Nach der Ausbildung oder dem Studium starten junge Menschen ambitioniert im Arbeitsmarkt und starten damit, die Karriereleiter hochzusteigen. Ab 50 ist der Zenit meist erreicht. Wie aber sieht eigentlich das Durchschnittsgehalt mit 50 in Deutschland aus? Und reicht das zum Glücklichsein und sorgt es für eine ausreichende Rente? Wir checken die Lohntüten in unserem Land und fassen zusammen, wie es um das Gehalt im Alter bestellt ist.

Wer nicht den Sprung in die Selbstständigkeit gewagt hat, sich freiberuflich oder als Freelancer durchschlägt oder vom Amt unterstützt wird, der bekommt meist zum Ende des Monats sein Gehalt von seinem Arbeitgeber überwiesen. Und wie Komiker Tedros „Teddy“ Teclebrhan singt:

Ich sag‘: „Bitte tu mein Konto vollmachen mit schönen Gaben“

Teddy Teclebrhan, „Lohn isch da“

Die Vorstellung was eine faire Bezahlung für unsere geleistete Arbeit ist, dürfte mit Ü50 etwas realistischer ausfallen als vielleicht noch mit Mitte 20. Denn wir kennen den Arbeitsmarkt, wissen um den Mindestlohn und haben eine konkrete Vorstellung, wie viel Netto vom Brutto übrig bleibt. Demgegenüber steht das, was wir pro Monat mindestens brauchen, um über die Runden zu kommen. Und wer noch ein paar Taler beiseite schafft oder anlegt, der wird sich dann auch mal ein Motorrad, eine Golfreise oder einen neuen Gasgrill leisten können. Gucken wir also erstmal, was die Menschen zum Glücklichsein brauchen.
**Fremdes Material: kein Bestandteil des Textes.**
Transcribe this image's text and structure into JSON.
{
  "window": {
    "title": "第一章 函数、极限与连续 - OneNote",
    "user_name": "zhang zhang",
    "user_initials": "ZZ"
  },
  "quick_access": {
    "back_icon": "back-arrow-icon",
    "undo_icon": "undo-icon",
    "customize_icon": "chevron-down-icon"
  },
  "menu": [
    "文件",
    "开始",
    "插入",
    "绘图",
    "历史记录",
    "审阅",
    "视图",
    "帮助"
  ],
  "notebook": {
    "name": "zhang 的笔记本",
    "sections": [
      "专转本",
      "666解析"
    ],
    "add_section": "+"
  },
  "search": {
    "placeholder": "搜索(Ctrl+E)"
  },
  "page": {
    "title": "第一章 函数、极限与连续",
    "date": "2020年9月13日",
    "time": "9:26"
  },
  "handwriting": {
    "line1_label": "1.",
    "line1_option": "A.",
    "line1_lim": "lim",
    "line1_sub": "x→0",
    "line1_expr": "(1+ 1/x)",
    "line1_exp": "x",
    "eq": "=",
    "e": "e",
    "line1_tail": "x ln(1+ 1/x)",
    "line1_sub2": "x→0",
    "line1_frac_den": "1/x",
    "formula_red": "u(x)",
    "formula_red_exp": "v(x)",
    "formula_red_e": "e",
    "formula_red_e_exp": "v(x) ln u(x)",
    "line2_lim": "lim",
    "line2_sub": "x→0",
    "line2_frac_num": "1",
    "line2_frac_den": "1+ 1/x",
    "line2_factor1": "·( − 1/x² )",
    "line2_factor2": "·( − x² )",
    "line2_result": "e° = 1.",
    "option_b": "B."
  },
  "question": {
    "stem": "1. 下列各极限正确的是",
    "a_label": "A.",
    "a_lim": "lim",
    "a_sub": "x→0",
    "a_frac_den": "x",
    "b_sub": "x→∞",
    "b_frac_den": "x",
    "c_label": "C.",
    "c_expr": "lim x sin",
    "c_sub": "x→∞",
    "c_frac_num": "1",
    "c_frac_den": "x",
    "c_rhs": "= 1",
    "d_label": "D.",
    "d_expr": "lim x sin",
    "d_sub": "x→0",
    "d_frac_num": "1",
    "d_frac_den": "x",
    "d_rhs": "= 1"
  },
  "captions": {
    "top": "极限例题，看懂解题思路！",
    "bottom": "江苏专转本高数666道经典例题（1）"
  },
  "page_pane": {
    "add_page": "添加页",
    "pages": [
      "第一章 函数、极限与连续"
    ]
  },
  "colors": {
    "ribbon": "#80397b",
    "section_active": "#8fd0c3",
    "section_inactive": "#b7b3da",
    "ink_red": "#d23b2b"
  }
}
Das Durchschnittsgehalt hängt von Alter, Branche und Geschlecht ab
© Alexa (Pixabay)

Studien zu Einkommen und Glücksgefühl

In den letzten Jahren sind zwei bedeutende Forschungen zu dem Thema Einkommen und Glück veröffentlicht worden, die insbesondere die Lebensverhältnisse in den USA zum Inhalten hatten. Diese wollen wir zum Thema Durchschnittsgehalt kurz voranstellen.

Daniel Kahneman und Angus Deaton (2010)

Lange Zeit ging man durch eine Studie von Wirtschaftsnobelpreisträger Daniel Kahneman und dem Ökonom Angus Deaton von der Princeton University davon aus, dass das Glücksempfinden der Menschen ab einem Jahresgehalt von etwa 62.000 Euro nicht mehr ansteigen würde. Diese Größenordnung muss ja auch erstmal überhaupt erreicht werden. Handwerker und Pflegekräfte werden da sicherlich kurz eine Träne verdrücken. Und der Schmerz wird sich noch steigern.

Matthew Killingsworth (2021)

Denn kürzlich kam der Psychologe Matthew Killingsworth von der Wharton School in Pennsylvania zu der Erkenntnis, dass das aus dem Einkommen entstehende Glücksempfinden der Menschen doch nicht gedeckelt ist. Für seine Studie hat er rund 1,7 Millionen Datensätze von mehr als 33.000 US-amerikanischen Angestellten zwischen 18 und 65 Jahren analysiert. Und so bitter wie es für Geringverdiener ist: Laut Killingsworth sind die Menschen, unabhängig von der Höhe des Gehalts, mit einem höheren Einkommen im Schnitt glücklicher sind als die Menschen mit einem niedrigeren Gehalt. Laut dieser Untersuchung sorgt ein Jahreseinkommen von etwa 67.000 Euro für die maximale allgemeine Lebenszufriedenheit.

Sicherlich lassen sich diese Ergebnisse nicht ungefiltert auf Deutschland übertragen, denn in Amerika spielt der Wohlstand und das Einkommen sicherlich eine größere Rolle als bei uns. Die Gesellschaft dort ist deutlich wettbewerbsorientierter und materialistischer.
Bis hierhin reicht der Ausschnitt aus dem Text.